あっさり可決されたことに野党も驚いたという。


 世耕氏の招致が議決されたのは、3月28日の参院予算委。予算案の採決にあたり、野党は下村博文・元文科相ら安倍派の元幹部4人の招致を要求していた。自民側は、4人のうち世耕氏の招致を提案し、野党が受け入れた。招致は、自民党も含めた全会一致で可決された。


 招致について自民党は、世耕本人に事前に知らせなかったという。参考人の出席は任意だが、自民の石井準一・参院国対委員長は「全会一致を重く受け止めるべきだ」と、まるで野党議員のように出席を迫っている。


「自民党の中には、招致に賛同しない議員もいましたが、参院自民の執行部は、わざわざ、そうした議員を予算委員から差し替えて議決に臨み、全会一致の環境を整えています。自民の予算委員で11人いる安倍派の議員のうち、4人が差し替えを希望しています」(政界関係者)


 安倍派の幹部だった世耕氏は、裏金事件の党内処分を受けて昨年4月に離党。


 昨秋の衆院選で、参院から鞍替えしている。現在、無所属の衆院議員だが、参院安倍派「清風会」の会長をつとめるなど、参院自民の中で絶大な力を持っていた。

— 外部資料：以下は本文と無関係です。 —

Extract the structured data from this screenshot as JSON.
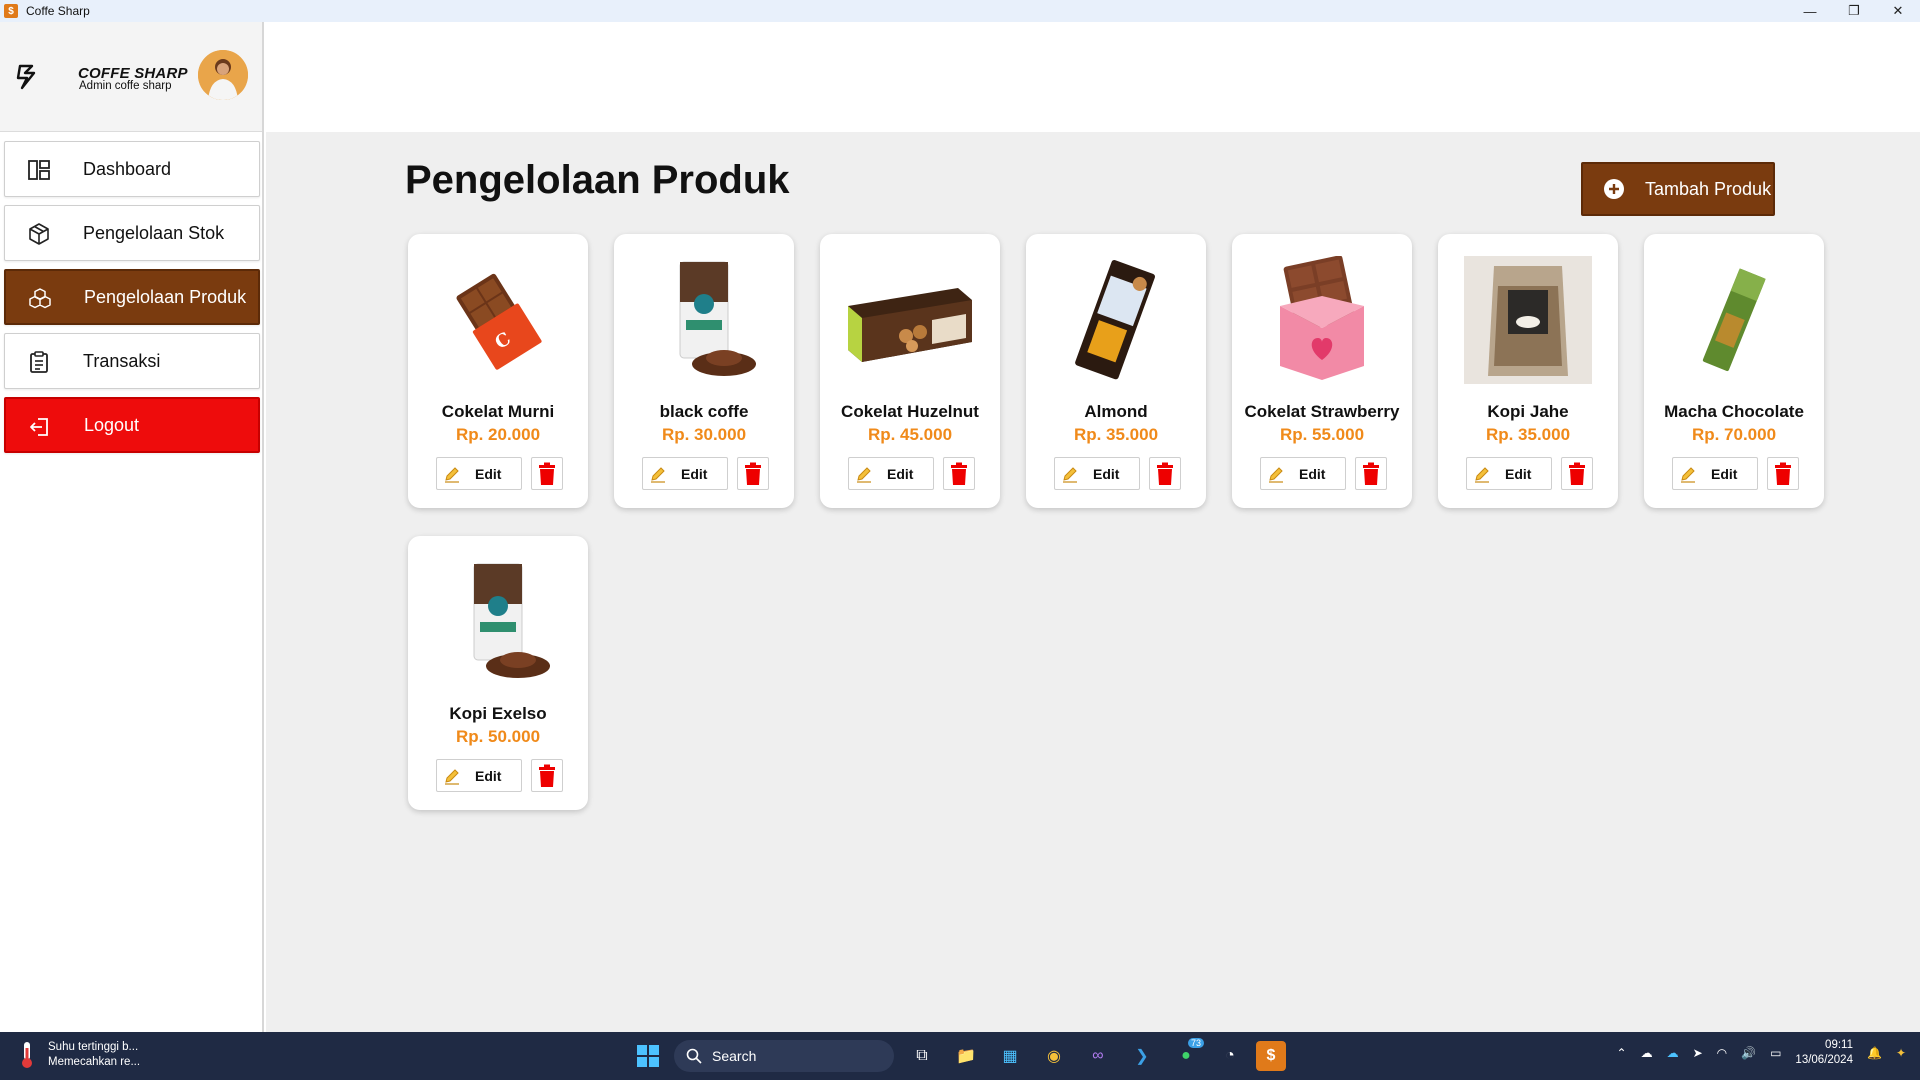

 ところが、参考人招致に対し、自民党内からは、ほとんど異論が出なかったという。


 やはり、相当、嫌われているのか。


■被害者ぶった振る舞いにくすぶる不満


「もともと、自民党内には安倍派に対して『党に迷惑をかけているのに、被害者のように振る舞っている』という不満がくすぶっています。さらに、安倍派の中堅若手には『幹部5人衆の責任だ』『幹部が説明責任を果たしていない』という不満があります。ただでさえ、世耕さんは批判される立場にいる。しかも、個人的にも党内の反感を買っています。今夏の参院選、自民党は和歌山選挙区に二階俊博・元幹事長の三男を擁立予定です。なのに、世耕さんは、自分の子分を対立候補として立てようとしている。完全な敵対行為です。それに、参院から衆院への鞍替えも、参院議員は面白く思っていない。参院自民で力を持っていたのも、カネと人事権を持っていたからでしょう」(自民党関係者)


 まさか全会一致で参考人招致が可決されるとは、世耕本人も思っていなかったのではないか。3月31日、メディアから「ぶらさがり」を要請されていたが、拒否している。参考人として出席して弁明しても、出席を拒否しても、批判されるのは間違いない。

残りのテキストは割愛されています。